Systemic contact dermatitis induced by spices is well known, though rare. Nutmeg, mace, cardamom, cinnamon and curry are all known to cause these reactions.[24] Spices may cross-react with some known contact allergens [Table - 2].

Patch testing in systemic contact dermatitis

Patch testing with chemicals known to cause SCD can be valuable not only in determining the cause of an allergic contact dermatitis, but also in serving as a warning against their systemic administration. Knowledge of drugs that are immunochemically related to these allergens can help in predicting possible cases of SCD. For example, in subjects with contact allergy to ethylenediamine, intravenous administration of aminophylline (which contains ethylenediamine) or ingestion of structurally related antihistamines (meclizine, hydroxyzine) may produce widespread eczematous eruptions.

Patch testing may also help when several drugs have been given concurrently and an eczematous flare has occurred. In such cases, the drug showing a positive patch test reaction would be the likely cause. Patch testing would also be a much safer option than scratch or intracutaneous tests in these situations. The role of patch testing in non-eczematous drug eruptions is controversial and the significance of such testing is not known.

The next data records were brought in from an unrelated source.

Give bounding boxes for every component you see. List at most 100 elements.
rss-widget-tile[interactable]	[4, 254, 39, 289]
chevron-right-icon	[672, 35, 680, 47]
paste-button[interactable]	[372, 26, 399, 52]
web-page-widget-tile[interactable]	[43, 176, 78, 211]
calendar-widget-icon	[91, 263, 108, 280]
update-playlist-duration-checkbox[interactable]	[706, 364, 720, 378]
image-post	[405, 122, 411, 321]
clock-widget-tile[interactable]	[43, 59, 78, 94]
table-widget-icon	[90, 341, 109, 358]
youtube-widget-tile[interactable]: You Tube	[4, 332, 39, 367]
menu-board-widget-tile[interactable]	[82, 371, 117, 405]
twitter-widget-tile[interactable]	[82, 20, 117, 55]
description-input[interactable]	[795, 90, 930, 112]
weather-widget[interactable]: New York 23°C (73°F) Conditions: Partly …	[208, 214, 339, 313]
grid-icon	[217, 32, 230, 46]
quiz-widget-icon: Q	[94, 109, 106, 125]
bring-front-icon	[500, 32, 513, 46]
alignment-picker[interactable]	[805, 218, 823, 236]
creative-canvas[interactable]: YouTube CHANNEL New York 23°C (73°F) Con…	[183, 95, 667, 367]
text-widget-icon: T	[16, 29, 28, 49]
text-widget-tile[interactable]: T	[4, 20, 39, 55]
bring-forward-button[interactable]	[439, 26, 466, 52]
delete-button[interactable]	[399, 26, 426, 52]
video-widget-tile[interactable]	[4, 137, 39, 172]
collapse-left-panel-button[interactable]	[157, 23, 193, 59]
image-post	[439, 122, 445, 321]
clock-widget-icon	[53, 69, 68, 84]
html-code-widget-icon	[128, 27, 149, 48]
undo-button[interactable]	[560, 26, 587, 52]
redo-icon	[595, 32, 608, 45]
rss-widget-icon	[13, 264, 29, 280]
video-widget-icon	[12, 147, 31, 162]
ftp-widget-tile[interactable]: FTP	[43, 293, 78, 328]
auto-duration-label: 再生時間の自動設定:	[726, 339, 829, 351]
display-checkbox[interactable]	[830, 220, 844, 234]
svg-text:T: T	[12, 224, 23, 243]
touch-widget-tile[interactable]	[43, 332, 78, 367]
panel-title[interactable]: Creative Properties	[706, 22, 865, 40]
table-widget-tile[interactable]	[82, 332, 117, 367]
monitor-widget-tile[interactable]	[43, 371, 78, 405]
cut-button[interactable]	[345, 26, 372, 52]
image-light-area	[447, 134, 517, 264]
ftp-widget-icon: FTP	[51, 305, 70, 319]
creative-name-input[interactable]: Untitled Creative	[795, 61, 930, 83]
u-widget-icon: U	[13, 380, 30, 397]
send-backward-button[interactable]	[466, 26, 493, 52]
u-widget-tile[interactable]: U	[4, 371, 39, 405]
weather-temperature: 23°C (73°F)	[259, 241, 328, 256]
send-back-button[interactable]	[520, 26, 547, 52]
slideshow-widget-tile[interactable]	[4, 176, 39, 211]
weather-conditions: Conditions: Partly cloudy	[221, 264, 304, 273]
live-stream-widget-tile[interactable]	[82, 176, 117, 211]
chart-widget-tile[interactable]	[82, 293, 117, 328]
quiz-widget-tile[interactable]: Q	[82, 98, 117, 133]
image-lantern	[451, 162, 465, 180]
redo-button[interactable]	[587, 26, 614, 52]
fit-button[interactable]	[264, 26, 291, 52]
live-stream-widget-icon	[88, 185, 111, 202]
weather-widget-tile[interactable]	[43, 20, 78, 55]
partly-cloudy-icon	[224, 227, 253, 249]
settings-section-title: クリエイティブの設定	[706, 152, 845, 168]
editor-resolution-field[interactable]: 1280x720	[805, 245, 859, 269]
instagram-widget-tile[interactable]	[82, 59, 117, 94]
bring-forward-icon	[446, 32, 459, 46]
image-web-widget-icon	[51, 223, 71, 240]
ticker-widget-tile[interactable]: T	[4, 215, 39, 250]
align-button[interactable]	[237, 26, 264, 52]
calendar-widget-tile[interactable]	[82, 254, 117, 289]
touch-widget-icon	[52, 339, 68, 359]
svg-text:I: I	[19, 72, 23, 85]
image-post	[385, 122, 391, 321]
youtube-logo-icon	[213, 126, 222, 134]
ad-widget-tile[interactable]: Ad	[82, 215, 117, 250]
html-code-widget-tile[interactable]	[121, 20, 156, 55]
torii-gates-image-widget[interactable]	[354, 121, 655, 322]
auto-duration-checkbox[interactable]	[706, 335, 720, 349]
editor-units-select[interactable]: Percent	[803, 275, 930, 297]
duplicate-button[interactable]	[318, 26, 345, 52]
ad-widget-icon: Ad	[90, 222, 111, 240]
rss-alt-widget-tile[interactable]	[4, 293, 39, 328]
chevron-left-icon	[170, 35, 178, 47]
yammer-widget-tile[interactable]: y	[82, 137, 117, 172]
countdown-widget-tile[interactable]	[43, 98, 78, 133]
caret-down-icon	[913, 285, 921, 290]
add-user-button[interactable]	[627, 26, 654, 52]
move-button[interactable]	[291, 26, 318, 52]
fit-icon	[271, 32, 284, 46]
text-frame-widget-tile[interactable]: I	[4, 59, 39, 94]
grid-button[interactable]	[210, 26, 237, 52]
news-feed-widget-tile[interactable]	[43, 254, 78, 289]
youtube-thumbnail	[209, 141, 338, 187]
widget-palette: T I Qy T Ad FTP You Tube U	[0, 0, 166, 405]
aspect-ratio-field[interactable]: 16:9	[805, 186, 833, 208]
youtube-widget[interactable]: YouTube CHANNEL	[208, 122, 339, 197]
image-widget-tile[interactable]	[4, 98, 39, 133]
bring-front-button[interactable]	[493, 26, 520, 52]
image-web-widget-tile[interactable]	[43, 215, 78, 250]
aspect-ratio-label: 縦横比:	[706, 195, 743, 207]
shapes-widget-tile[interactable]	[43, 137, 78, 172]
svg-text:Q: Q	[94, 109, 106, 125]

In conclusion, systemic contact dermatitis is an important entity to remember when faced with such diverse conditions as widespread ′nonspecific′ or ′allergic′ rashes, extensive eczematous eruptions, vesicular hand eczema, ′idiopathic′ urticaria, vasculitis or even erythroderma. The cornerstones of its diagnosis remain the same as in other cases of contact dermatitis: meticulous history taking, thorough examination and judicious patch testing. Oral provocation may be done in some cases, but only in an inpatient environment and with the understanding that severe reactions may result from this procedure.

One of the authors (AKB) has come across cases of SCD due to neomycin and enterovioform, which presented as widespread eczematous eruptions. In a country like India, where a large number of chemicals, especially antibiotics, are used both topically and systemically, the incidence of SCD should not be as uncommon as perceived from the paucity of published reports from the country.